Thursday, June 18, 2009

World Bank raises China GDP forecast - Beijing faces sharply rising deficit

World Bank raises China GDP forecast - Beijing faces sharply rising deficit
By Jamil Anderlini in Beijing
Copyright The Financial Times Limited 2009
Published: June 18 2009 05:29 | Last updated: June 18 2009 12:50
http://www.ft.com/cms/s/0/5f7abf38-5bc0-11de-be3f-00144feabdc0.html


A sustainable recovery is not yet assured in China despite the government’s large fiscal stimulus package and Beijing may have little room for additional measures this year, the World Bank said on Thursday.

The bank raised its forecast for 2009 gross domestic product growth to 7.2 per cent, saying the apparent success of the government’s Rmb4,000bn stimulus package had improved the outlook from March when the bank predicted 6.5 per cent growth for the year.

“Government influenced investment will strongly support growth in 2009. However, there are limits to how much and how long China’s growth can diverge from global growth based on government influenced spending,” said Ardo Hansson, the World Bank’s lead economist for China. “It is too early to say a robust sustained recovery is on the way.”

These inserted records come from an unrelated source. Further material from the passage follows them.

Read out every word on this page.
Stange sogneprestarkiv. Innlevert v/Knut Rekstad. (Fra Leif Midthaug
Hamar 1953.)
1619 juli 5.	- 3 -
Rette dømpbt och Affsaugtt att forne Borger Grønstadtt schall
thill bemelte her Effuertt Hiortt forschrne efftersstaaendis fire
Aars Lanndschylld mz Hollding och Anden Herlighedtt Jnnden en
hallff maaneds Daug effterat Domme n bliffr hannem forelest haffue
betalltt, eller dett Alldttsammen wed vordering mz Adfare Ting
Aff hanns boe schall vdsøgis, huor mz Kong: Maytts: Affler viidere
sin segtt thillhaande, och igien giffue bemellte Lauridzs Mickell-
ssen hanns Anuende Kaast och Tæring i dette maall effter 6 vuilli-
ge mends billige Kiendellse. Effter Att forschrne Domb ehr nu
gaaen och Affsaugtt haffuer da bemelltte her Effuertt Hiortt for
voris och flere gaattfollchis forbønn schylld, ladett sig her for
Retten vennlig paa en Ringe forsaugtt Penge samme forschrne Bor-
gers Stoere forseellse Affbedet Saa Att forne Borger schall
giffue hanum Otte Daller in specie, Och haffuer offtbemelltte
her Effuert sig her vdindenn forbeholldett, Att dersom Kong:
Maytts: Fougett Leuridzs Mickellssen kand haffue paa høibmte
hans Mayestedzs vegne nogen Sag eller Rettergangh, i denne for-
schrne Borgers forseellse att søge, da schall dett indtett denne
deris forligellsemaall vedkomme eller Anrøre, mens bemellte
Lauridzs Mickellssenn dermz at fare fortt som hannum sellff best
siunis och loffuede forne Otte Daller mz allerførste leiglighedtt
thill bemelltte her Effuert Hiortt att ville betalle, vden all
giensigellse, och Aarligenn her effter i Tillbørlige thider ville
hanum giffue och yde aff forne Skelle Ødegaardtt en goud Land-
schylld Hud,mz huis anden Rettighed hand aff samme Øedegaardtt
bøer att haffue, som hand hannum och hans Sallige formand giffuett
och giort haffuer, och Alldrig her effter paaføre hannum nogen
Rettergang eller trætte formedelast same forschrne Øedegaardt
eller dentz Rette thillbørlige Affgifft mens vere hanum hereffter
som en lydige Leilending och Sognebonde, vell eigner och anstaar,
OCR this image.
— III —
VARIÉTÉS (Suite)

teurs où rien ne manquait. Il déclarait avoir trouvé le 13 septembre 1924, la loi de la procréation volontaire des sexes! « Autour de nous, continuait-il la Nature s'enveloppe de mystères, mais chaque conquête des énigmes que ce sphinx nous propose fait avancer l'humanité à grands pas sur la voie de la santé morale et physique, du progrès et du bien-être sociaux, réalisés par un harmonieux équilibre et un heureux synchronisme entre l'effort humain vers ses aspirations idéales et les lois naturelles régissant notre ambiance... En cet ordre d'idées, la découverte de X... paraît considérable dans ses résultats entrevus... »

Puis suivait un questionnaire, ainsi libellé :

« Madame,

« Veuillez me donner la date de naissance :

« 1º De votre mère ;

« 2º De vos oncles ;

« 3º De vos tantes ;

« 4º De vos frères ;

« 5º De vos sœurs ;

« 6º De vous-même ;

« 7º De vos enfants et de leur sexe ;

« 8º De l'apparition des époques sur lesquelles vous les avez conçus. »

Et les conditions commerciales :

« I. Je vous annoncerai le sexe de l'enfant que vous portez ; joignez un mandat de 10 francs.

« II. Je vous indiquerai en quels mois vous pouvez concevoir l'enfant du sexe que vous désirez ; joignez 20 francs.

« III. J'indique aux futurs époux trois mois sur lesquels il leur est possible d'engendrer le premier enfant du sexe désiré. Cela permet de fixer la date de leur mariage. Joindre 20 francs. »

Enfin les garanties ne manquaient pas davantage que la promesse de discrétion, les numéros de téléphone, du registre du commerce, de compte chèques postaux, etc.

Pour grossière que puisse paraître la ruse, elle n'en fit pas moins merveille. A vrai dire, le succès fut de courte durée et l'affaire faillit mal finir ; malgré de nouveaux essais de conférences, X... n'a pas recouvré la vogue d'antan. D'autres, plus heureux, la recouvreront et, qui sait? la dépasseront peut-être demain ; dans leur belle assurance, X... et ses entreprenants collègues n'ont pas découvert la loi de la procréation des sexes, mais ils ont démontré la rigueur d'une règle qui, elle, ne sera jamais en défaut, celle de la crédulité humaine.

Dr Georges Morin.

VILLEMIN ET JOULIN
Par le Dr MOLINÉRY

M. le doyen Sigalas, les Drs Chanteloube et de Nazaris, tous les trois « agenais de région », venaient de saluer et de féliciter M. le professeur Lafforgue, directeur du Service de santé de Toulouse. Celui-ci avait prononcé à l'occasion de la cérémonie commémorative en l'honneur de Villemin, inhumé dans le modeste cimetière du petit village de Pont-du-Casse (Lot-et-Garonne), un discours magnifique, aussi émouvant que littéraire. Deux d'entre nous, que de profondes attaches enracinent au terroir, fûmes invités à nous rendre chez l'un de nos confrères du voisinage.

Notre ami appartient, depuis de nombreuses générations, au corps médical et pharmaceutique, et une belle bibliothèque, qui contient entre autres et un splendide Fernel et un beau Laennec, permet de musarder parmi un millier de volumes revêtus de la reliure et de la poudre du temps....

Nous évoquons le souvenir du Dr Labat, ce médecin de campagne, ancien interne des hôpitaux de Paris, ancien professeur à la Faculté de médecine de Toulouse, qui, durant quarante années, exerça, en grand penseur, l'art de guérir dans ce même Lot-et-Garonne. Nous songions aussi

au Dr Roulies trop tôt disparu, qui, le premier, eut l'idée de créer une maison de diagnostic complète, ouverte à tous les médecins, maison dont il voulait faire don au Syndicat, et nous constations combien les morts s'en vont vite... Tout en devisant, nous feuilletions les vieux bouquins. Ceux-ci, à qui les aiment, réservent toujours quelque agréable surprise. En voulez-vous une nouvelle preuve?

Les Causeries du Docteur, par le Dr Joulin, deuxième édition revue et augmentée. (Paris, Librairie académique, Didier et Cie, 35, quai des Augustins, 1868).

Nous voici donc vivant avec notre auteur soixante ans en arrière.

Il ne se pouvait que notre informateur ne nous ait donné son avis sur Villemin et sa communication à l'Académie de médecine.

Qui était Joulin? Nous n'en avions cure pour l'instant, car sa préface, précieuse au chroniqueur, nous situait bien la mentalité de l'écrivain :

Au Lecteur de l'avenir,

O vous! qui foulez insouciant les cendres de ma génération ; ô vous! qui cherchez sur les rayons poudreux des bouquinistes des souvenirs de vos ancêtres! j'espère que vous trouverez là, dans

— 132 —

With government revenues falling and expenditure rising rapidly, the bank predicts China’s fiscal deficit will rise to almost 5 per cent of GDP this year, well above the 3 per cent of GDP budgeted by Beijing and a large jump from last year’s deficit of 0.4 per cent of GDP.

“On current projections, it is not necessary and probably not appropriate to add more traditional stimulus in 2009,” said Louis Kuijs, senior economist and main author of the quarterly update released on Thursday. “One reason is that the fiscal deficit is on course to be significantly higher than budgeted this year and additional stimulus now would reduce the room for stimulus in 2010.”

Market-based investment and consumption are unlikely to rebound until the rest of the world starts to recover convincingly and the collapse in Chinese exports is reversed. Chinese exports fell by around one quarter in the first five months of the year from the same period a year earlier.

China’s economy grew 6.1 per cent year-on-year in the first quarter, faster than any other major country but well below the government’s full-year target of 8 per cent.

The World Bank said it expects China’s economy to grow 7.7 per cent in 2010, a much slower pace than the 13 per cent reached in 2007 and below the 9 per cent rate of last year.

The bank estimates a full 6 percentage points of this year’s 7.2 per cent GDP growth will come from investment and spending either carried out by the government or directly influenced by it.

The government stimulus package has largely been directed towards new infrastructure projects and other fixed asset investments, raising the already very high proportion of China’s growth generated in those areas.

Beijing has been trying for years to shift its growth model away from investment towards a more consumption-driven economy but has struggled to make progress, in part because the absence of state-funded social welfare convinces households to save a high proportion of their income.

“There are limits to how much additional infrastructure-oriented stimulus can be spent effectively and efficiently,” yesterday’s World Bank report said. “If policymakers are concerned about the adverse consequences of the downturn for households, it is less costly to address these by using and beefing up the social safety net.”